Stasera nel pubblico c’era un ragazzo solo, anche lui aveva la barba e mi guardava rapito. Per un attimo mi sono sentita in un romanzo di una delle sorelle Brontë, mi sentivo nuda davanti ai suoi occhi, sentivo il suo sguardo andare oltre, oltre l’abbandono, oltre la mostruosità, oltre la barba. Mi sentivo a disagio mentre ballavo; sì, non ve l’ho detto, il grosso del numero è che io ballo, ho fatto danza da piccola e sono brava, non brava da teatro, ma per un freak show sono il massimo. Di me si parla in giro, solitamente dicono “se non avesse la barba, sarebbe meravigliosa”. Anche loro, se fossero meno stronzi, sarebbero meravigliosi, ma è sempre più comodo guardare la mostruosità altrui, specie quando sono palesi, piuttosto che mirare la propria, che spesso è nascosta sotto molti strati di pregiudizio e morale a orologeria. Io ballo bene sopra una base di musica elettronica e la gente è rapita, il ragazzo è rapito, il mondo sembra fermarsi, l’aria pesante di agosto vibra insieme ai bassi della canzone. Io ho le gambe sudate, le spalle imperlate di sudore, la barba che gocciola, la fronte lucida e gli occhi bellissimi. Si incrociano con quelli del ragazzo e per un secondo so esattamente cosa sia l’amore. Sembra un trip di acido, sembra che il tempo si pieghi, che tutto abbia dei contorni ben definiti. E mentre ballo vorrei farmi la barba e cambiare vita, scappare con lui, andare a Las Vegas per insultare i ludopatici, vedere il deserto, vedere l’alba e dormire bene. E vorrei non mangiare mai più mele caramellate.

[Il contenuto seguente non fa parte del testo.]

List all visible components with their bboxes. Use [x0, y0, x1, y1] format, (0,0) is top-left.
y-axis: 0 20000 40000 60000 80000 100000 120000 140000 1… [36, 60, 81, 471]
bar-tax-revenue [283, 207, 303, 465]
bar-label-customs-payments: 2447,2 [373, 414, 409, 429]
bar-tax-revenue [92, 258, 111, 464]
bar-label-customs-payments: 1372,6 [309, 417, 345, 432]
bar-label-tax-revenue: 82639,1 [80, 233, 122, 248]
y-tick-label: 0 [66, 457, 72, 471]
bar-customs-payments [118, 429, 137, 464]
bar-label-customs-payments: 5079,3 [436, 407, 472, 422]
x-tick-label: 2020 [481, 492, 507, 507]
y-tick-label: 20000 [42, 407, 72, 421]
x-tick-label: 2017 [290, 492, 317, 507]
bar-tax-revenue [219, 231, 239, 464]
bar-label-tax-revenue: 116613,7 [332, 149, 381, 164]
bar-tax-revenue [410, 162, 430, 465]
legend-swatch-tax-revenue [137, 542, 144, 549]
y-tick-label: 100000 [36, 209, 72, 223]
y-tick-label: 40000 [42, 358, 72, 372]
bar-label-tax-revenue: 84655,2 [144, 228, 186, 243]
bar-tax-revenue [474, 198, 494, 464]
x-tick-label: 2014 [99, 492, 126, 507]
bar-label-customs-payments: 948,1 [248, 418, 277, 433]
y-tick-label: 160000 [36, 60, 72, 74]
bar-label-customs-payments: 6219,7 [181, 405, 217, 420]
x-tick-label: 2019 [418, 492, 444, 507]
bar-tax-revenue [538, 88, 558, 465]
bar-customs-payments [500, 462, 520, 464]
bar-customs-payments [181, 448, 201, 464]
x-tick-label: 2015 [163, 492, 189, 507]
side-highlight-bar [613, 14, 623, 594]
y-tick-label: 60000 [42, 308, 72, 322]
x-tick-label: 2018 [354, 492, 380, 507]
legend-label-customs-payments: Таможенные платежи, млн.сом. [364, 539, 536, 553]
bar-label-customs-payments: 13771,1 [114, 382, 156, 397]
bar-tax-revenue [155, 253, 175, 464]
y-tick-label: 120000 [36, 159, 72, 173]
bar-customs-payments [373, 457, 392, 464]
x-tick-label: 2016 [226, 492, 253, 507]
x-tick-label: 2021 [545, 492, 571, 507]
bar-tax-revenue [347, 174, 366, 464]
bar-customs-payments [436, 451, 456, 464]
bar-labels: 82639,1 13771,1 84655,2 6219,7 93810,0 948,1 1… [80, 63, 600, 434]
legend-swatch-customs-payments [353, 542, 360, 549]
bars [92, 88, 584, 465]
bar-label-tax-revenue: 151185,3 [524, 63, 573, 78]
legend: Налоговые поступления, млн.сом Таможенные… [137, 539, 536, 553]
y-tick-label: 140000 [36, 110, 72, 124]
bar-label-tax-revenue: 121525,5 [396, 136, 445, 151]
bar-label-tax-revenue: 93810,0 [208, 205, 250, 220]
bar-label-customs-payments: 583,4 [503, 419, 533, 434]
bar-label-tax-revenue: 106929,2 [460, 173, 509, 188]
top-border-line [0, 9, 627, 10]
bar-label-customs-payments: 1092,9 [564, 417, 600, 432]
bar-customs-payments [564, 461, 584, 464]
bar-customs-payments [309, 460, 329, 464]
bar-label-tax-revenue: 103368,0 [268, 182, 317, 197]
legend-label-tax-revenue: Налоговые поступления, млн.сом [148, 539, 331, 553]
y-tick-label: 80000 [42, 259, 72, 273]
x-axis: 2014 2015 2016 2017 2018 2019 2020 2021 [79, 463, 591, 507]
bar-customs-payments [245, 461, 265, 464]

Poi la musica finisce, il ragazzo mi fa un cenno (almeno spero lo sia stato), la notte passa leggera, sta quasi per fare giorno, oggi sta finendo tardi, il sole non è ancora sorto e io e Javier stiamo finendo una bottiglia di tequila, è una bottiglia importante, una di quelle con il verme. Finita la bottiglia ci divideremo il verme e andremo da qualche parte nello spazio-tempo ad avere molte allucinazioni; i messicani sono un popolo meraviglioso.

Un po’ mi dispiace che il ragazzo di cui mi sono innamorata non mi abbia fatto scappare, mi dispiace molto. Il verme della tequila sta iniziando a fare il suo lavoro, il cratere postatomico in cui siamo si fa via via più accogliente. Javier sostiene che dovremmo invertire il punto di vista e che i mostri sono quelli che vengono a guardarci. Javier, sotto tutti quei peli, nasconde molte verità.